My personal experience: Well, obviously I’m not gonna listen and still went ahead to do what I think is right. Which is, I do my own extraction. *Thunder and lightning* Okay, it’s really not as bad as you think. Yes, I know facial does a better job to clear those whiteheads and acne pus professionally but it come with experiences. Also, if you can collate all of the standard facial routine, I’m pretty sure you can do it yourself bit by bit. I mean, those experts started with zero knowledge too right..? Well, for myself, mostly I will target whiteheads and my T-zone because they are the easiest to remove. All I did was to extract after washing my face. I don’t go all the way to steam and ‘open’ up my pores and blah blah blah.. Nope, and trust me, things may be easier than you think. Alright, I find this task stress-less because I do alot of studying and reading up online for my understanding of how things work before application. That’s why, I am confident enough to go ahead without constraint.

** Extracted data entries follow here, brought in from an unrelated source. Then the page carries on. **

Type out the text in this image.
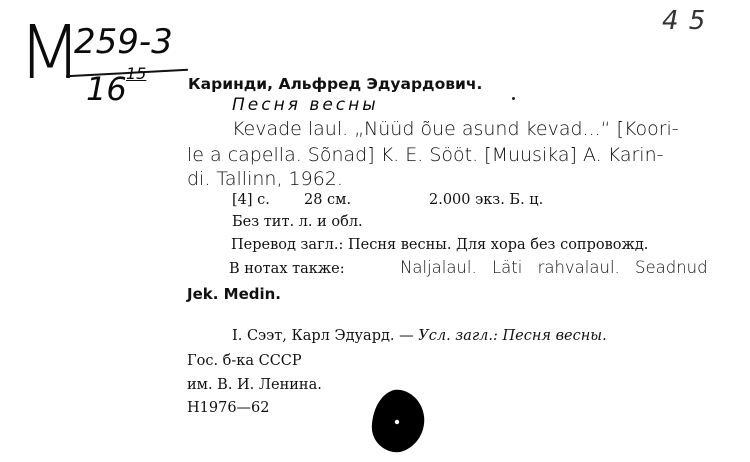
М
259-3
16 15
4 5
Песня весны
Каринди, Альфред Эдуардович.
Kevade laul. „Nüüd õue asund kevad...“ [Koori-
le a capella. Sõnad] K. E. Sööt. [Muusika] A. Karin-
di. Tallinn, 1962.
[4] с. 28 см.	2.000 экз. Б. ц.
Без тит. л. и обл.
Перевод загл.: Песня весны. Для хора без сопровожд.
В нотах также:	Naljalaul. Läti rahvalaul. Seadnud
Jek. Medin.
I. Сээт, Карл Эдуард. — Усл. загл.: Песня весны.
Гос. б-ка СССР
им. В. И. Ленина.
Н1976—62
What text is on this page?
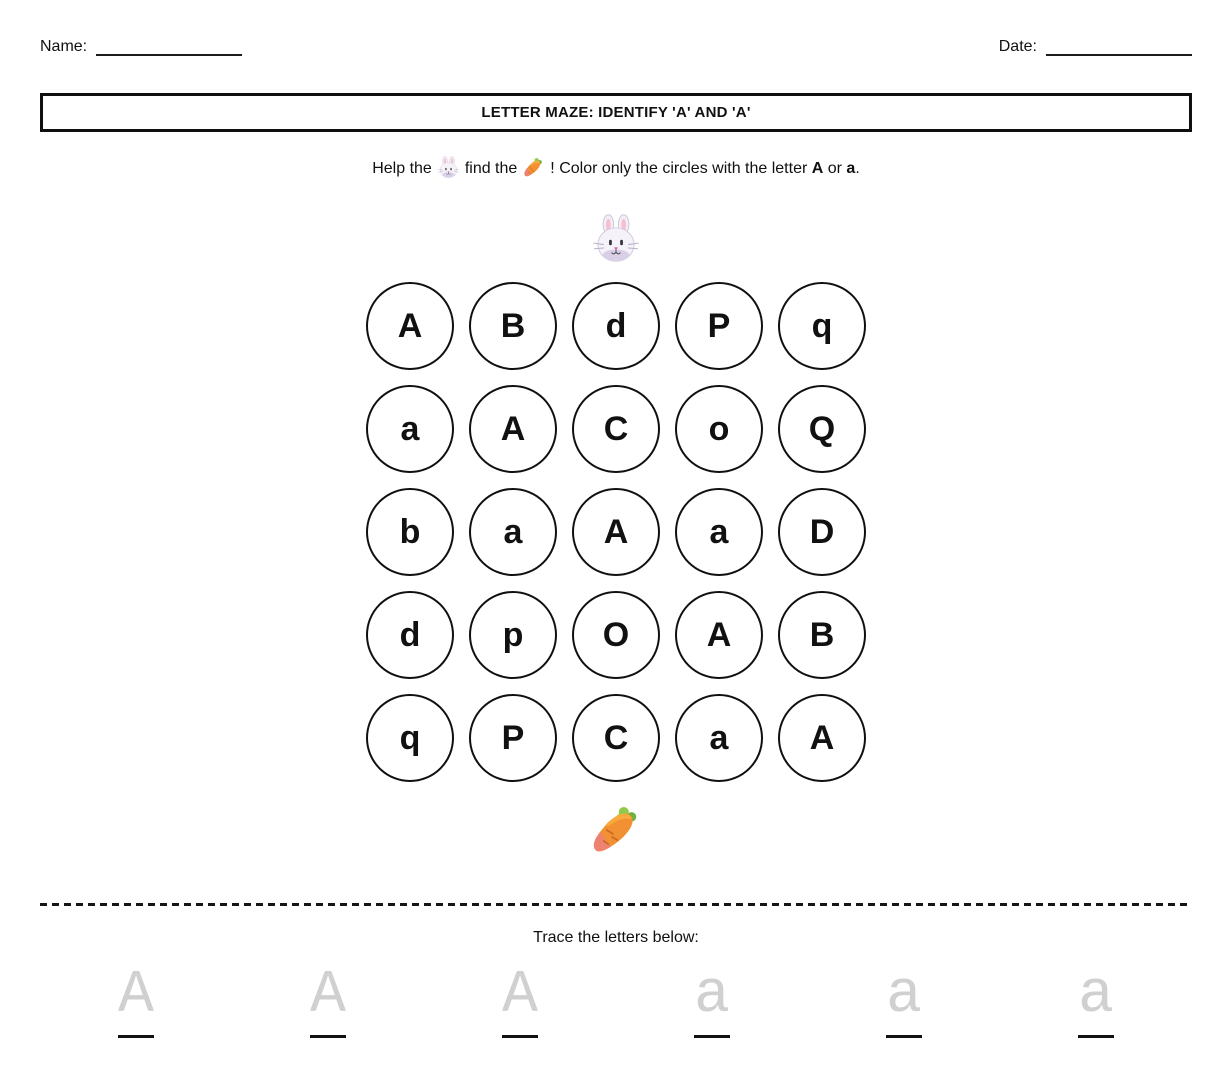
Name:	Date:
LETTER MAZE: IDENTIFY 'A' AND 'A'
Help the find the ! Color only the circles with the letter A or a.
A B d P q
a A C o Q
b a A a D
d p O A B
q P C a A
Trace the letters below:
A	A	A	a	a	a
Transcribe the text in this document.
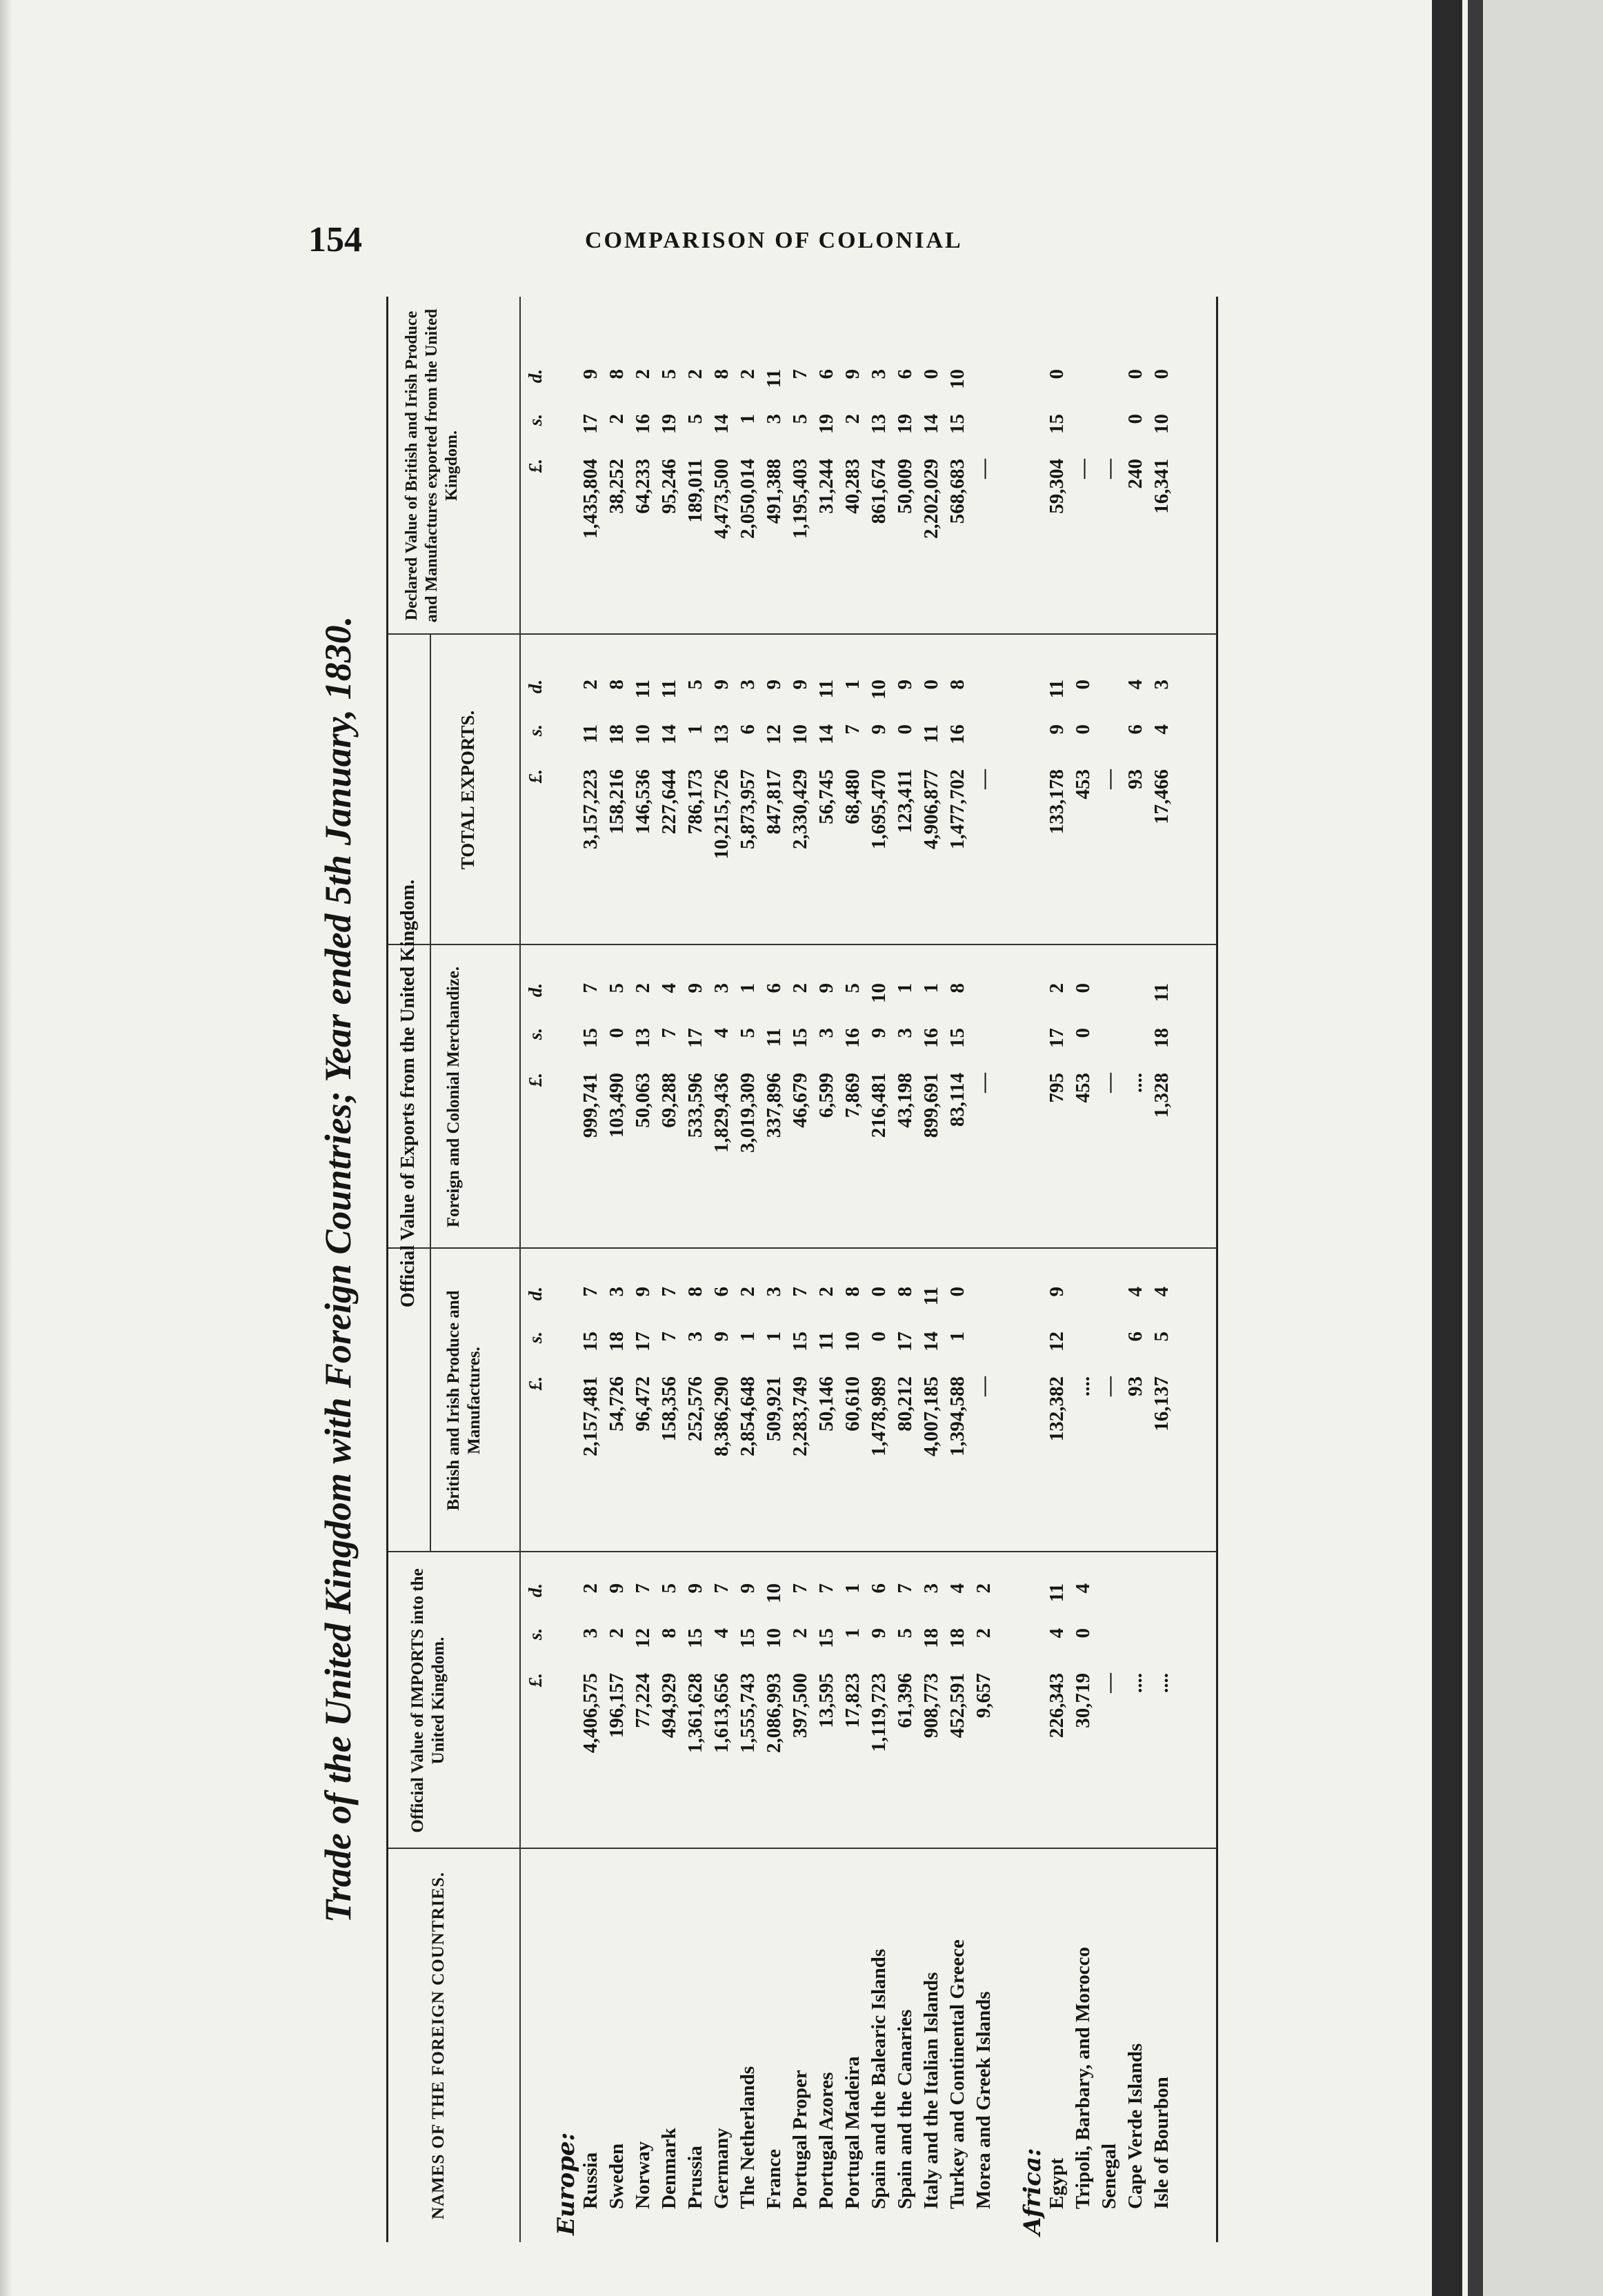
154	COMPARISON OF COLONIAL
Trade of the United Kingdom with Foreign Countries; Year ended 5th January, 1830.
NAMES OF THE FOREIGN COUNTRIES.
Official Value of IMPORTS into the United Kingdom.
Official Value of Exports from the United Kingdom.
British and Irish Produce and Manufactures.
Foreign and Colonial Merchandize.
TOTAL EXPORTS.
Declared Value of British and Irish Produce and Manufactures exported from the United Kingdom.
£.
s.
d.
£.
s.
d.
£.
s.
d.
£.
s.
d.
£.
s.
d.
Europe: Russia
4,406,575
3
2
2,157,481
15
7
999,741
15
7
3,157,223
11
2
1,435,804
17
9
Sweden
196,157
2
9
54,726
18
3
103,490
0
5
158,216
18
8
38,252
2
8
Norway
77,224
12
7
96,472
17
9
50,063
13
2
146,536
10
11
64,233
16
2
Denmark
494,929
8
5
158,356
7
7
69,288
7
4
227,644
14
11
95,246
19
5
Prussia
1,361,628
15
9
252,576
3
8
533,596
17
9
786,173
1
5
189,011
5
2
Germany
1,613,656
4
7
8,386,290
9
6
1,829,436
4
3
10,215,726
13
9
4,473,500
14
8
The Netherlands
1,555,743
15
9
2,854,648
1
2
3,019,309
5
1
5,873,957
6
3
2,050,014
1
2
France
2,086,993
10
10
509,921
1
3
337,896
11
6
847,817
12
9
491,388
3
11
Portugal Proper
397,500
2
7
2,283,749
15
7
46,679
15
2
2,330,429
10
9
1,195,403
5
7
Portugal Azores
13,595
15
7
50,146
11
2
6,599
3
9
56,745
14
11
31,244
19
6
Portugal Madeira
17,823
1
1
60,610
10
8
7,869
16
5
68,480
7
1
40,283
2
9
Spain and the Balearic Islands
1,119,723
9
6
1,478,989
0
0
216,481
9
10
1,695,470
9
10
861,674
13
3
Spain and the Canaries
61,396
5
7
80,212
17
8
43,198
3
1
123,411
0
9
50,009
19
6
Italy and the Italian Islands
908,773
18
3
4,007,185
14
11
899,691
16
1
4,906,877
11
0
2,202,029
14
0
Turkey and Continental Greece
452,591
18
4
1,394,588
1
0
83,114
15
8
1,477,702
16
8
568,683
15
10
Morea and Greek Islands
9,657
2
2
—
—
—
—
Africa: Egypt
226,343
4
11
132,382
12
9
795
17
2
133,178
9
11
59,304
15
0
Tripoli, Barbary, and Morocco
30,719
0
4
....
453
0
0
453
0
0
—
Senegal
—
—
—
—
—
Cape Verde Islands
....
93
6
4
....
93
6
4
240
0
0
Isle of Bourbon
....
16,137
5
4
1,328
18
11
17,466
4
3
16,341
10
0
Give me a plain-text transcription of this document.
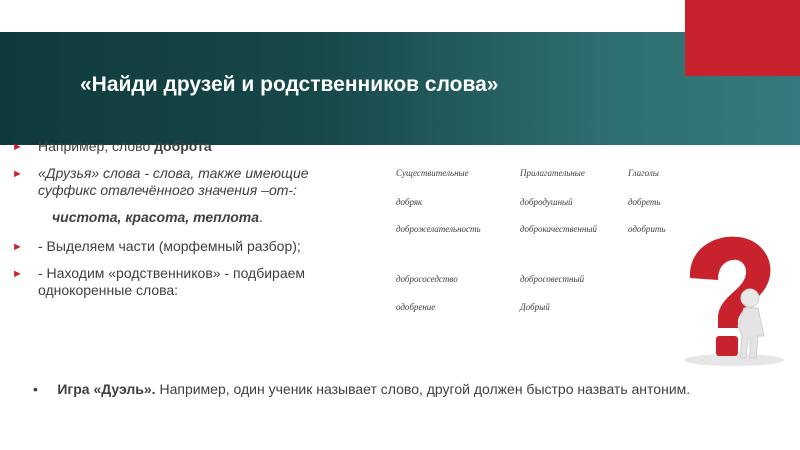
«Найди друзей и родственников слова»
► Например, слово доброта
► «Друзья» слова - слова, также имеющие суффикс отвлечённого значения –от-:
чистота, красота, теплота.
► - Выделяем части (морфемный разбор);
► - Находим «родственников» - подбираем однокоренные слова:
Существительные	Прилагательные	Глаголы
добряк	добродушный	добреть
доброжелательность	доброкачественный	одобрить
добрососедство	добросовестный
одобрение	Добрый

• Игра «Дуэль». Например, один ученик называет слово, другой должен быстро назвать антоним.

I must say, in fact I did a pretty good job. My T-zone cleared up and looking ‘pore-less’, and my whiteheads did reduce abit. So, now i am proudly to say I don’t need to depend on others for my skin. Good job.
Tips: So, there’s a few things to take note of course. First, the best time to do extraction is on wet skin. Why? Because sebum are almost impossible to remove when your skin is dry and rough, as our pores are not soften yet. It’s kind of logical, for example whenever you clean your clothes, you need water right? Your face work along that line. So when your skin softened with water, you will realize that whiteheads are easier to extract.
Second, always remember to use a dettol (or any antiseptic wipe) to clean your tool before working on another pimple/whitehead/area. To play safe you know, in case you transfer bacteria and make your skin worse.
Third, always work your way upwards when extracting your T-zone area. You will see those yucky sebum coming off, and feeling a sense of achievement. I’m not sure of the whole face, but T-zone pores face upwards so working your way up will make your pain endurance all worth it.
Fourth, never trust any masks that say it help you remove dirt deep inside your pores because it is im-pos-si-ble. Well, it just doesn’t make any sense to me. A physical sebum is stuck inside your pore, and how is it possible for an innocent piece of mask sheet do that miracle? Maybe clay mask does help in some ways, but I will never believe masking can help to clean up the pores entirely without having to push out the dirt yourself. Over my dead body. Do you see facial salon using sheets only during extraction…?
Verdict: EXPERIENCES. Enough said. You have to know what you’re doing. And if you’re unsure, please don’t try your luck. It’s your face, so unless you don’t mind to be stuck at home for days to heal your mistake. If not, leave it to a pro please.
That’s all for now. Hope it helps to solve some of the problems you’re facing now.